The Raising of the Cross  *oil on canvas  *95.7 x 72.2 cm  *ca. 1633

The Raising of the Cross
*oil on canvas
*95.7 x 72.2 cm
*ca. 1633

In many ways it looks like just one of any number of crucifixion paintings, and one of the better ones. It is powerful and evokes the somber reality of the cross. However, there is something interesting in this painting, something that, in terms of raw history, does not fit the chronology. If you look at the center of the painting you will see a small Dutchman wearing a blue hat. He is not wearing clothing from the time. He is wearing clothing from the time of Rembrandt.


He is doing so because the man in the painting is Rembrandt.

He painted himself in this scene of the raising of the cross.

Why? Because Rembrandt knew that it was his sin that put Jesus on the cross. Thus, it was Rembrandt who helped to raise the cross. But he also put himself in the painting for another reason. He put himself in the painting because he knew that Christ died for him and that back there on Calvary Jesus was thinking of Rembrandt and all of us. So the inclusion of a self-portrait was a statement on human sinfulness but also a statement on divine grace.

Dear Church, dear friends and guests, Christ died for us. What unexpected and unbelievable good news this is! What a beautiful gospel we have presented to us here in this first word from the cross.

Christ has purchased forgiveness and life for us all and He has offered it to us all. It was not cheaply purchased but it is freely offered. If you will humble yourself before the crucified and risen Christ and receive this gift into a repentant heart, you will be saved. You will live.

Behold the glory of the crucified Christ! “Father forgive them, for they know not what they do!”


[1] Stanley Hauerwas, Cross-Shattered Christ. (Grand Rapids, MI: Brazos Press, 2004), p.31-33.

[2] Clinton E. Arnold, gen.ed., Zondervan Illustrated Bible Backgrounds Commentary. Vol. 1 (Grand Rapids, MI: Zondervan, 2002), p.492.

[3] Jerry Bridges, The Pursuit of Holiness (Colorado Springs, CO: NavPress, 2003), 19.

[4] R.C. Sproul, Holiness (Carol Stream, IL: Tyndale House Publishers, Inc., 1998), p.41.

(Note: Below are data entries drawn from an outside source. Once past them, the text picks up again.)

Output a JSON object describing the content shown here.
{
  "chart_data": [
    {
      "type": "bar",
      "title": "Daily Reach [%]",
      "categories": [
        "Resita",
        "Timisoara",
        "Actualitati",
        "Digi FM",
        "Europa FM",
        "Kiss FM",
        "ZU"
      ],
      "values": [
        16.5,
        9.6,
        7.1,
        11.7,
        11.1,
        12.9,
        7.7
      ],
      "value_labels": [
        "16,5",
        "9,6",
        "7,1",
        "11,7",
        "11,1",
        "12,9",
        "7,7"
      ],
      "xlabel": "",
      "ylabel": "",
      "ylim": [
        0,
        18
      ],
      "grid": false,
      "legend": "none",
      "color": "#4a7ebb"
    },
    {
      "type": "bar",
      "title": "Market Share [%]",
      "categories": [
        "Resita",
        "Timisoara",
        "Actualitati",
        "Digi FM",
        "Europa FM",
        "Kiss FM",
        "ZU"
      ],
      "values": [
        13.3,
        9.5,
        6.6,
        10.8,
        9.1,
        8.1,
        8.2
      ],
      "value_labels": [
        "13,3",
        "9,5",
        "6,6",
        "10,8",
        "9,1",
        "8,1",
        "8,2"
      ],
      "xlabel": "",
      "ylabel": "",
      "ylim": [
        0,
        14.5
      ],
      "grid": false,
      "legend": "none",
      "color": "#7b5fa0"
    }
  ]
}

[5] A.T. Robertson, Word Pictures in the New Testament. Vol. II (Nashville, TN: Broadman Press, 1930), p.285.

[6] Beth Kreitzer, Luke. Reformation Commentary on Scripture. New Testament III (Downers Grove, IL: InterVarsity Press, 2015), p.464-465.

[7] Arthur A. Just, Jr., ed., Luke. Ancient Christian Commentary on Scripture. New Testament III (Downers Grove, IL: InterVarsity Press, 2003), p.361.